Listen to MPR's coverage of Mondale announcing his choice of Ferraro as his running mate in 1984.
Mondale made that historic announcement in front of a crowd gathered at the Minnesota State Capitol in St Paul. No one knew who was going to be Mondale's vice presidential candidate until the official announcement on July 12, 1984.
The event took place on the State Capitol floor. MPR carried the announcement live.
"An announcement about to be made here to the group and it is Geraldine Ferraro — because there is Walter Mondale and just a step or two behind him is New York congresswoman Geraldine Ferraro," the MPR reporter said.
"I looked for the best vice president and I found her in Geri Ferraro," Mondale said at the time.
Ferraro had put herself through law school at night by working as a teacher during the day. She was a 48-year-old mother and Democratic congresswoman from Queens when she stepped up to the podium, put on her reading glasses, and looked out over the crowd at the Capitol.
"Vice president — it has such a nice ring to it," Ferraro told the crowd.
Ferraro talked about her Italian immigrant father, her strong family values and her faith. She talked about concerns that still plague us now: the future of social security and medicare, dwindling student loans and high unemployment.
But as a good running mate, she kept the focus on Mondale.
"When Fritz Mondale asked me to be his running mate he sent a powerful signal about the direction he wants to lead our country," she said. "American history is about doors being opened. Doors of opportunity for everyone, no matter who you are, as long as you're willing to earn it."
Former state representative and Democratic House Majority Leader Ann Wynia was there that day and remembers being sure Ferraro would be vice president. Wynia said Ferraro just projected that kind of confidence.

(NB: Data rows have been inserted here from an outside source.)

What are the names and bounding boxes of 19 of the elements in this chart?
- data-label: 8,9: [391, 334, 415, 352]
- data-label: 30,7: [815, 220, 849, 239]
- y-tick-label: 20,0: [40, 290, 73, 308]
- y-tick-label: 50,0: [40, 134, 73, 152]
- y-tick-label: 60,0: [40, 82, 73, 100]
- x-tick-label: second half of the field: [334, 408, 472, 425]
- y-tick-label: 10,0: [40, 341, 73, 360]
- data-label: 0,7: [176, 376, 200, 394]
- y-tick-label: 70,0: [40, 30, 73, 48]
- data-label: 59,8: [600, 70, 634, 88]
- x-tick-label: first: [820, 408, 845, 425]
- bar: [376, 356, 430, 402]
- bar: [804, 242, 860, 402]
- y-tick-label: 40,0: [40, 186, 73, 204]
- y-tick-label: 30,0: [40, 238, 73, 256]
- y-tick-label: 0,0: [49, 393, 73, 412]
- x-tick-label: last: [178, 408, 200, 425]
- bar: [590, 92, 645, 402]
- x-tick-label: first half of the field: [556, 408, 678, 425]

"You know you could just kind of feel the barriers shattering as she spoke," Wynia said. "It was just one of the most empowering moments I could ever feel as a woman in politics."
The campaign against Republicans Ronald Reagan and George H.W. Bush was brutal, with allegations slung on both sides. That was one of the things Mondale regretted when he learned of Ferraro's death Saturday.
"She was really a great candidate and wonderful proponent of social justice," Mondale told MPR News. "But we had a very tough year running against Reagan so some of that got lost."
Mondale said Ferraro showed a new generation of women that they should seek out elective office.
"I think she changed America. I think many more women hold offices, run for offices, are in high positions across the board in American life, and I think her example had a lot to do with it. She had a great family that she loved," Mondale said. "Joan and I deeply regret her passing."
Minnesota's former Democratic Secretary of State Joan Growe campaigned with Ferraro and said among friends, Ferraro used humor to deal with the hard knocks she took from the media and opposition.
"I remember Geri as being an incredibly brave woman," Growe said. "She got that scrutiny nationwide, all these different states, all these different cultures, she was criticized for not being home, she was criticized for not being strong enough. It's a tough position to have and she did it with such grace and dignity."
Growe said Ferraro knew she was blazing a path that would ease the way for women who came after her. She said the experience didn't jade Ferraro.
"I remember running into her at an event at the White House years after the campaign and she wanted to show me a picture of a grandchild," Growe said. "So she's a very warm, very human, human being if you will. So she was real person aside from what you saw on the podium or the pictures you saw on the television."
Last year, Ferraro told MPR News that people still approached her on the street to thank her for taking on the role of first woman on a presidential ticket.
"If you take a look at how women have progressed in the political sphere, I think it's unbelievable. So I think you have since 1984, the recognition that women can be part of the legislative process, and not only can be, but should be," she said.
Ferraro's husband and three children were by her side when she died in Boston hospital on Saturday.